La multa tampoco fue eficaz. Agotadas las llamadas de atención y el pasar unas horas en la comisaría haciendo saltos de rana o planchas, o los transexuales detenidos repitiendo “soy un hombre” mientras ejecutaban cuclillas, el gobierno copió el sistema de multas de Europa. Allá funciona bien porque casi todos están en planillas y si la notificación te llega a tú domicilio o a tú correo, caballero debes pagarla nomás, sino quieres que suba a cifras siderales por omiso al pago. Pero, en un país donde más del 70% es informal, donde muchos no tienen siquiera una cuenta bancaria, menos están en planillas, donde no se está acostumbrado ni a pagar la pensión por alimentos de los hijos (menos reconocerlos), bien difícil que el sistema de multas funcionara como tenía pensado el gobierno. De “ampayar” a un trasgresor, sucedió lo mismo que con las infracciones de tránsito: el “arreglo” con el policía para que la cosa no pase a más, y siga usted su camino.

Igual sucedió cuando se aperturó algunas actividades económicas en la segunda etapa de la cuarentena: no se tomó en cuenta las actividades económicas complementarias. Se permitió oficios como gasfitería o electricidad; pero no ferretería. Si Usted, por ejemplo, quería cambiar un grifo de agua o una llave de luz, tenía al gasfitero o al electricista a la mano, pero no tenía dónde comprar los repuestos.

En vez de aprobar un marco general de reinicio de actividades (uso de mascarillas, tomado de temperatura, distanciamiento físico, capacidad de aforo del local, pruebas periódicas del covid a los trabajadores, etc.), el gobierno se enfrascó en infinidad de “protocolos” para cada actividad económica que, en algunos casos, eran casi imposibles de cumplir. Más que “cumplir con la ley” se generó por lo bajo un “arreglo” con el funcionario que daba el visto bueno para el reinicio de operaciones. De nuevo el gobierno tuvo que dar marcha atrás y permitir la aprobación automática de protocolos.

Otra medida que tampoco funcionó fue el “bono solidario” para informales e independientes. La idea en teoría era buena: que las poblaciones vulnerables tengan algo de liquidez y “muevan” así la economía comprando bienes consumibles. El problema era que el padrón de beneficiados se basó en data incorrecta o desactualizada, y alguna no exenta de dudosos beneficiados. Así, gente que en un asentamiento humano tenía casa hecha de material noble, de tres pisos, con agua y desagüe, cable e internet, era beneficiaria del bono, y el del costado que vive en una pequeña casita con paredes de cartón, techo de calamina y sin agua ni luz, no lo vio. Al igual que alcaldes y regidores “beneficiados” con el bono, mientras sus vecinos no recibían ni un sol.

Como el sentido común lo aconsejaba, más sensato era dar víveres por medio de las FFAA en las horas del toque de queda y en el propio domicilio de las familias de menores recursos, a fin de no generar aglomeración de personas.
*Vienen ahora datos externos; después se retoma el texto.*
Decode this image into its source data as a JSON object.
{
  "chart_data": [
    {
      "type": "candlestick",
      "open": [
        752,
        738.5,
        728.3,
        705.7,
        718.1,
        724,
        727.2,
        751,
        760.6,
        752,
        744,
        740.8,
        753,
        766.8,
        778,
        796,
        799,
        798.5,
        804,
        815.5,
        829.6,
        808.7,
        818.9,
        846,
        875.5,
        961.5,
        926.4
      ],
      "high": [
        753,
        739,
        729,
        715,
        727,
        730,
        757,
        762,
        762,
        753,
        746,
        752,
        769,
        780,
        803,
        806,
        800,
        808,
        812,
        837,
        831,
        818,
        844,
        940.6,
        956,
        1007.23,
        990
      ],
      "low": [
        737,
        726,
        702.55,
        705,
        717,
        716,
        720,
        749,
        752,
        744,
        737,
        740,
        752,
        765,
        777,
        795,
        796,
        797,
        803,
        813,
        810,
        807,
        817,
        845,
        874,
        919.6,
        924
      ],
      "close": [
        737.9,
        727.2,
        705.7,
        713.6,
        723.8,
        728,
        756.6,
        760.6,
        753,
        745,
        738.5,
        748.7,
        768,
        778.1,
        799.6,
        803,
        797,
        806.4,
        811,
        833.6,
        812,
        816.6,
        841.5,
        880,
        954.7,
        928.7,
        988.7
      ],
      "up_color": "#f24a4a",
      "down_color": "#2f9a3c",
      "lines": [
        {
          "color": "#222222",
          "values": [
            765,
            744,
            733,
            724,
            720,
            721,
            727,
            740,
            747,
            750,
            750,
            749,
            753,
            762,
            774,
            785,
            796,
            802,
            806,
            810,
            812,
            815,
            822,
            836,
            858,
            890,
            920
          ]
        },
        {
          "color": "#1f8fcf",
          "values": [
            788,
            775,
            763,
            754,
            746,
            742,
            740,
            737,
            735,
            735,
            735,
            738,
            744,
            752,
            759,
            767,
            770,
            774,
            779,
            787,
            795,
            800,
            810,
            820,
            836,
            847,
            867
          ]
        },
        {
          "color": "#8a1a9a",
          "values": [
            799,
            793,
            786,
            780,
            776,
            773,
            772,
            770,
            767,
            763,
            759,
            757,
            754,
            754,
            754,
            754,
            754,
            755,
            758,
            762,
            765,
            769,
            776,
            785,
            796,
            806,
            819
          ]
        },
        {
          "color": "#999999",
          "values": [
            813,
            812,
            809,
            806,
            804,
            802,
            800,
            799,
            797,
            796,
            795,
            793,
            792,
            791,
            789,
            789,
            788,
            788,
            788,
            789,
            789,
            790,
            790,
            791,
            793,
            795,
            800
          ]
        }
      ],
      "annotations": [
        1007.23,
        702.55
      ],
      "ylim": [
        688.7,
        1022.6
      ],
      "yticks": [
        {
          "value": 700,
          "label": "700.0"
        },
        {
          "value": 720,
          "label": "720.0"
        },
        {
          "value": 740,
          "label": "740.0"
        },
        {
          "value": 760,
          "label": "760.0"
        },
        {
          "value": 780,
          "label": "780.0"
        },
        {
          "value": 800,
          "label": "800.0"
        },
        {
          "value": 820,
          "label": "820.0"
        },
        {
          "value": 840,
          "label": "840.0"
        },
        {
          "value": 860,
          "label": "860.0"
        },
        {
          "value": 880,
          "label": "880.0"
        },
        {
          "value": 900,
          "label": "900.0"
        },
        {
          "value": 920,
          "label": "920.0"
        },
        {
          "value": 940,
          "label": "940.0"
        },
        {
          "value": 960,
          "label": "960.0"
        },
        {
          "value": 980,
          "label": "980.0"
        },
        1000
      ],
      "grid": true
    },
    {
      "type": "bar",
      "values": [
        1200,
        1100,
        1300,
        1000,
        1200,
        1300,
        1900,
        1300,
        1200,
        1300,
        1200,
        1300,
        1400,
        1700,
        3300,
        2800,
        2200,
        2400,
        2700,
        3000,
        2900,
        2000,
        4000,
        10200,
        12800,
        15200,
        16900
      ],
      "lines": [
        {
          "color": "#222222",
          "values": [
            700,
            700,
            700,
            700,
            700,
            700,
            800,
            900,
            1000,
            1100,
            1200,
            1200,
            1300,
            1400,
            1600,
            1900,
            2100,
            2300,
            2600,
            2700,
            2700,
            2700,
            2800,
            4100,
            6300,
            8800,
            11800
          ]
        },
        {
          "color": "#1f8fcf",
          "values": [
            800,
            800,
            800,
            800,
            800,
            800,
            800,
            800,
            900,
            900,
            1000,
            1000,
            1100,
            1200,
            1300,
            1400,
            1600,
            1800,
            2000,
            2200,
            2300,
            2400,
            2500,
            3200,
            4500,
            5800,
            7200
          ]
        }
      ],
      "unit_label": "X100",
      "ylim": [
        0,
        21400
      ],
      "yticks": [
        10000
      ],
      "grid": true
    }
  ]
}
Se vio colas gigantescas de cuadras de cuadras en los bancos para recibir el bono y luego más colas en los mercados para comprar los víveres, propiciando lo que se quería evitar: concentración de personas y propagación del virus.

Así renacieron las “colas” o filas de ingreso para la compra de víveres. Desde la época del primer gobierno de Alan García no veíamos colas para entrar a un supermercado o a un mercado. En aquella época había cola para el arroz, otra para el azúcar, la de más allá para menestras y una más para la infaltable leche Enci (que tenía buen sabor, dicho sea). No pensé que 33 años después volvería a salir temprano y hacer mi colita para conseguir un poco de azúcar o un poco de arroz. De haber cruzado la idea por mi mente hace apenas un mes, me estaría riendo a carcajada limpia.